The bipartisan infrastructure deal embraced by President Joe Biden and shaped by a gang of 10 senators is inching closer to clearing the chamber, with one more filibuster to clear on Sunday before the bill can pass later this week and land in the the House.
Absent a deal to speed up the legislation and consider more amendments, the Senate is slated to vote shortly before 8 p.m. on Sunday to close down debate on a bill that sends $550 billion in new money into the nation’s physical infrastructure. After that, Senate passage of the bill is slated for sometime Tuesday, unless agreement is reached among all 100 senators to speed it up. A 50-hour budget debate and an unlimited "vote-a-rama" on non-binding but politically symbolic topics will follow immediately after.
Both parties are still trying to negotiate amendments changing the infrastructure bill’s cryptocurrency regulations and allowing coronavirus aid money to be spent on infrastructure, but there was no deal to be had as of Sunday afternoon. Conservative detractors of the infrastructure agreement have no leeway to stop the bill from passing, only to delay it — 18 Republicans voted to advance the legislation on Saturday, signaling that it has filibuster-proof support.
Even so, Sen. Bill Hagerty (R-Tenn.) said he would not allow the bill to pass more quickly, dampening the Democratic majority’s enthusiasm for allowing the GOP to have more amendment votes. The Senate has considered 22 amendments to the bill thus far, but attempts to vote on two dozen more fell apart on Thursday night after Hagerty refused to expedite the bill as a condition of the deal.
“Democrats are ready and willing to vote on additional amendments to the bill before moving to final passage … that will require the cooperation of our Republican colleagues. I hope they will cooperate so we can move more quickly. Otherwise we’ll proceed by the book and finish the bill,” Schumer said. That would set up a final passage vote later this week, likely on Tuesday.
Once the bill is done, its future is uncertain in the House.

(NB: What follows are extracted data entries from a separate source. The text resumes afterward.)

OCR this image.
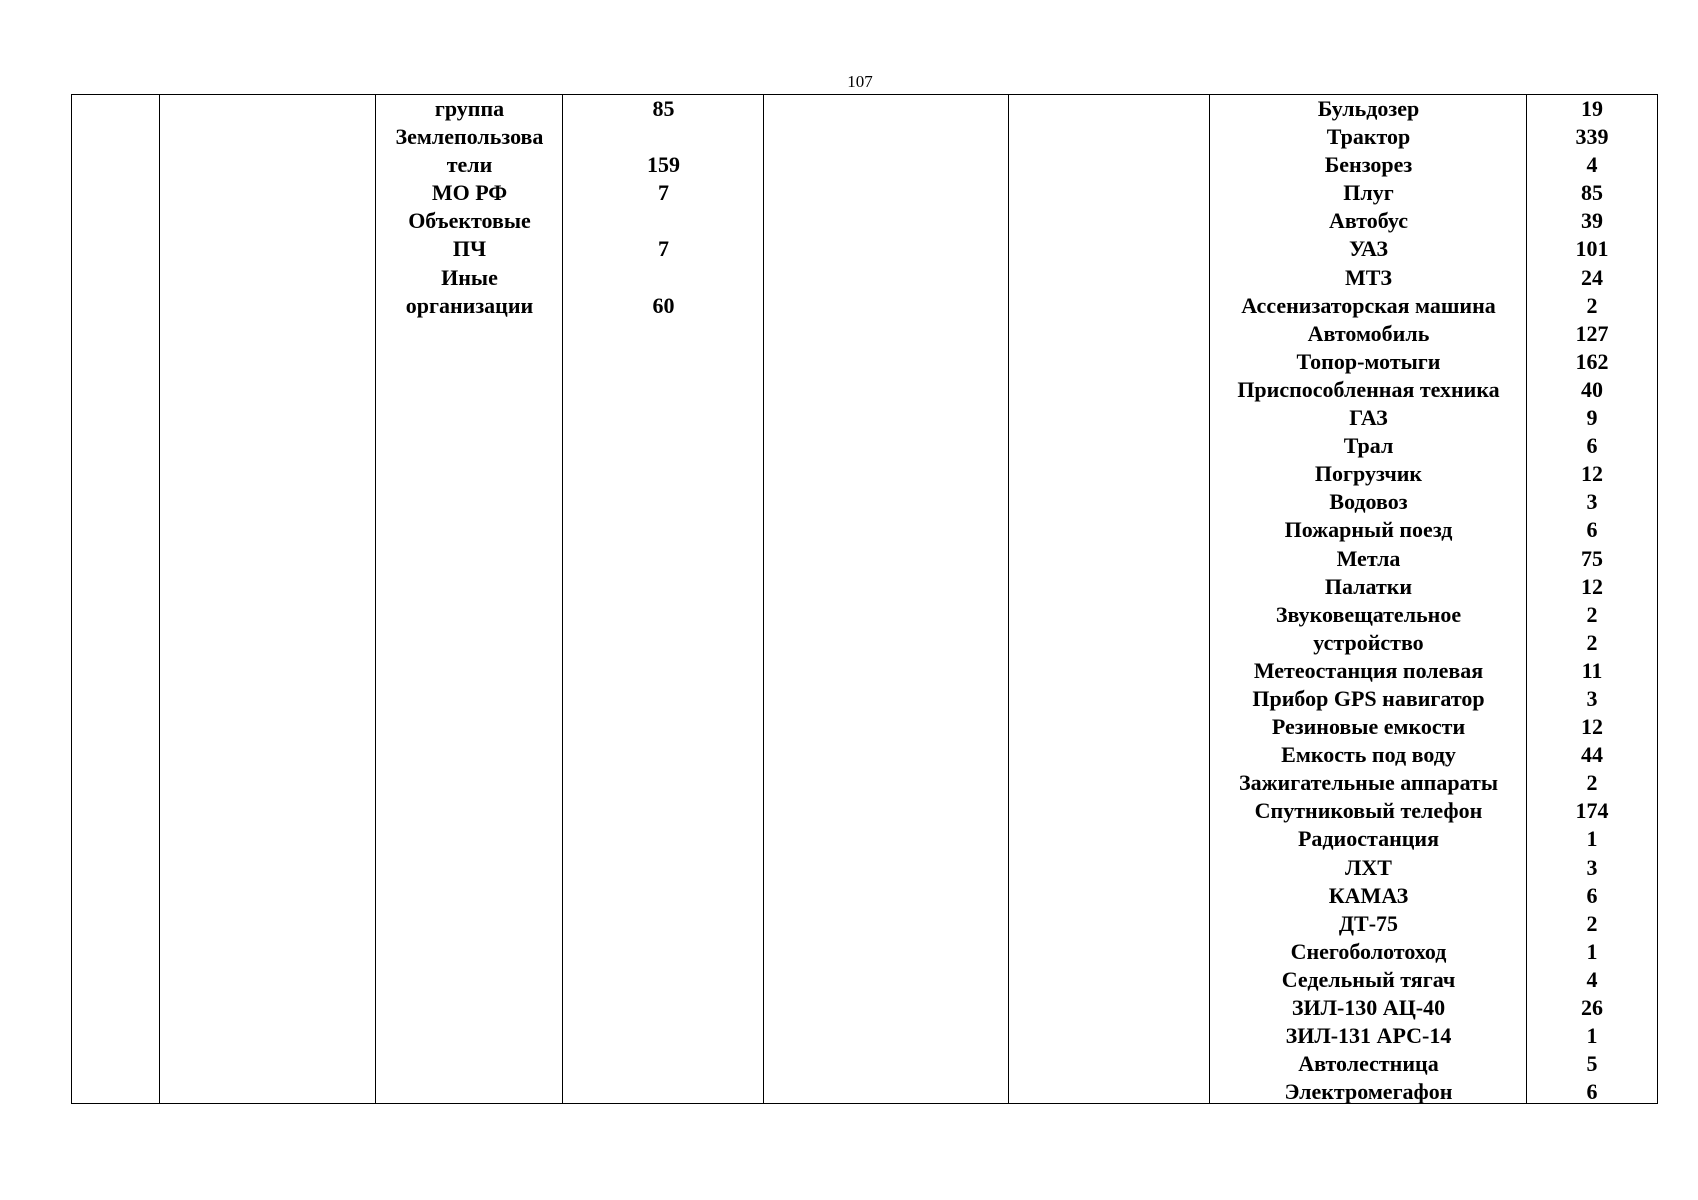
107
группа
Землепользова
тели
МО РФ
Объектовые
ПЧ
Иные
организации
85
159
7
7
60
Бульдозер
Трактор
Бензорез
Плуг
Автобус
УАЗ
МТЗ
Ассенизаторская машина
Автомобиль
Топор-мотыги
Приспособленная техника
ГАЗ
Трал
Погрузчик
Водовоз
Пожарный поезд
Метла
Палатки
Звуковещательное
устройство
Метеостанция полевая
Прибор GPS навигатор
Резиновые емкости
Емкость под воду
Зажигательные аппараты
Спутниковый телефон
Радиостанция
ЛХТ
КАМАЗ
ДТ-75
Снегоболотоход
Седельный тягач
ЗИЛ-130 АЦ-40
ЗИЛ-131 АРС-14
Автолестница
Электромегафон
19
339
4
85
39
101
24
2
127
162
40
9
6
12
3
6
75
12
2
2
11
3
12
44
2
174
1
3
6
2
1
4
26
1
5
6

Democratic moderates are already pressuring Speaker Nancy Pelosi to take the legislation up immediately, though Pelosi and many progressives want to wait until a Democratic-only social spending bill also passes the Senate. That bill cannot be filibustered by Senate Republicans in the evenly split chamber.
Pelosi and Schumer have devised a two-track process to enact as much of Biden’s domestic agenda as possible, pledging that the bipartisan infrastructure bill will only advance if it is married to the party-line legislation that will spend as much as $3.5 trillion on climate change action, paid leave policies and health care expansion.
The Senate will immediately proceed to a budget setting up that massive bill on filibuster-proof ground after it completes its work on the bipartisan infrastructure bill. Schumer is also considering forcing votes on more elections legislation after Democrats’ sweeping overhaul plan failed in June.
And senators are still trying to tie up loose ends on the bipartisan infrastructure bill, including narrowing new cryptocurrency reporting requirements that partly finance the new spending on roads, bridges and broadband. Sens. Alex Padilla (D-Calif.) and John Cornyn (R-Texas) are also trying to loosen restrictions on coronavirus aid money so that states and cities can spend it on infrastructure.